Emerging pharma’s path to customer centricity success
When we talk to emerging pharma leaders, we aren't hearing a lot of pre-commercial talk about having a customer centricity program. The lack of scale across products limits the value of creating such programs. But while they aren’t programmatizing customer centricity, they are actively thinking about how to engage with their individual customers and the broader customer engagement strategy.
With a mindset that the product and the customer are inherently linked, emerging pharma companies tend to be more open to exploring how they can add more value to their products through unique partnerships for services for patients. Their agile, digitally native nature and mission to scientifically serve unique patients has strong cultural alignment. This gives them a higher likelihood of success compared to big and midsize firms with other startups and tech partners.
Activities required to shift the customer engagement model
Emerging pharma has an opportunity to reinvent the model and truly deliver on customer centricity, but there are forces working against them. Emerging pharma and biotechs do not have the benefit of scale. Their go-to-market approach typically starts with a focus on very big accounts, with an understanding of the parent-child mapping of the account network.
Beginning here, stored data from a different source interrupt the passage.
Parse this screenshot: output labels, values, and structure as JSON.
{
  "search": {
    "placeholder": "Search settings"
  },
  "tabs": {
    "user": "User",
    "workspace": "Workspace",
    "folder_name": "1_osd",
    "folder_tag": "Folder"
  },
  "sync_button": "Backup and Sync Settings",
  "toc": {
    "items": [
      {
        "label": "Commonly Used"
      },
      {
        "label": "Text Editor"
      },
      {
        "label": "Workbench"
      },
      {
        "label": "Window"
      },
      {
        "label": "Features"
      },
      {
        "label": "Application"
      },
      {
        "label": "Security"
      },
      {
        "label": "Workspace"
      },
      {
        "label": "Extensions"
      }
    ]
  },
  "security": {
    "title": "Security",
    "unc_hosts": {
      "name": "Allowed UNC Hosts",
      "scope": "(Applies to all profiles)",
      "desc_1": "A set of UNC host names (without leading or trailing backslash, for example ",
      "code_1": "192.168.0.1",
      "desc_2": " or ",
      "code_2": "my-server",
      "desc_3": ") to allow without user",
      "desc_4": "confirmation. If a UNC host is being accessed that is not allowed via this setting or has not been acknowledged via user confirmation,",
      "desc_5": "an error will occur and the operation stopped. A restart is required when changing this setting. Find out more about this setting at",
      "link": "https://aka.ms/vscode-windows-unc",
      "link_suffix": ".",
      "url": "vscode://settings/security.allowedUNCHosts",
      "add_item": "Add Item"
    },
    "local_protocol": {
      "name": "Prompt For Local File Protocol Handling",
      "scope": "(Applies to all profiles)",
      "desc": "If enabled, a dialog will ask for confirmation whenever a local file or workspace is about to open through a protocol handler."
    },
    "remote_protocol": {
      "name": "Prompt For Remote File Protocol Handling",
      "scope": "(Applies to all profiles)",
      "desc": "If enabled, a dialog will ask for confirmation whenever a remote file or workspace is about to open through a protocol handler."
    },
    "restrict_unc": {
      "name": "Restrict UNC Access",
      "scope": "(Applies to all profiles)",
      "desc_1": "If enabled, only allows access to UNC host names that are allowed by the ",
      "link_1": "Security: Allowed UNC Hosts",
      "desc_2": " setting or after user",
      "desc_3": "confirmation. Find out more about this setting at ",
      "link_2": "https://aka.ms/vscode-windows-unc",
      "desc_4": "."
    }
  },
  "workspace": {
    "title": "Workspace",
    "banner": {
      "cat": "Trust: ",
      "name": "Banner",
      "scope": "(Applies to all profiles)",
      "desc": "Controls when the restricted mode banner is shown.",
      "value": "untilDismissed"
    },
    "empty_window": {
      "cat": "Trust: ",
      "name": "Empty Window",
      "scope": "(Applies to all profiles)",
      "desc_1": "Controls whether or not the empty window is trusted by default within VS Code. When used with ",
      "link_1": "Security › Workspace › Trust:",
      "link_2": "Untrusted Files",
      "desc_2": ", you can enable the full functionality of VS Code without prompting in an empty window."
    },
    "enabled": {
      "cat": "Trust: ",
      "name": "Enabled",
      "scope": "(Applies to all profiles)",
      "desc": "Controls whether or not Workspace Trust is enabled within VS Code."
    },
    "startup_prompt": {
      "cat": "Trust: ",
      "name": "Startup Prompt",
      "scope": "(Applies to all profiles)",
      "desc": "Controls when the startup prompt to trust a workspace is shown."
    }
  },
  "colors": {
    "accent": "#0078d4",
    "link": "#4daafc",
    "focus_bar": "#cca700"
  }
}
As their product matures and they expand their portfolios to include their second and third launch products, they should start to make connections across customers and products.
As emerging pharma optimizes resource deployment, they will find value in off-the-shelf but customizable data and analytics solutions that enable them to understand their customers and optimize channel engagement strategy. As they continue to demand innovation from their providers in this area, we expect to see easy-to-leverage, customizable platforms become more available. This should help emerging pharma meet their scale and affordability needs.
Key takeaways for emerging pharma
Emerging pharma has a unique opportunity to do something different. They are unbound by the foundations of legacy pharma organizations, but they view the industry through a very narrow lens of one or two products. We see several ideas for emerging pharma to consider:
- Start with customers more broadly. In emerging pharma, marketing teams sometimes assume that all their customers are like their KOLs. In the absence of formal customer centricity programs, emerging pharma should continue to challenge the mindset that’s focused on product value rather than customer needs.
- Challenge the big pharma model of relying on in-house resources for things like marketing and patient program services. Leverage external partnerships instead, where it makes sense.
- Due to the lean nature of emerging pharma, every employee needs to pull significant weight to be successful. What we see again and again is that emerging pharma companies and biotechs hire seasoned big pharma talent to de-risk their anticipated launches. While this ensures that they follow the playbooks for launch best practices, it risks missing opportunities to explore more innovative models for customer activation. Teams should try to expand the talent profile to include not only those with launch experience, but also people with experience in building partnerships, operating in Agile working models and early advocacy development.
Preparing for a customer-centric future
For pharma organizations of all sizes, the industry is at an exciting inflection point where the need to do more with each product will fuel innovation in favor of the customer. While customer centricity will manifest itself in different ways, organizations that define it clearly, invest in the right talent and explore new models of partnerships will be able to shift organizational mindsets and serve customers better.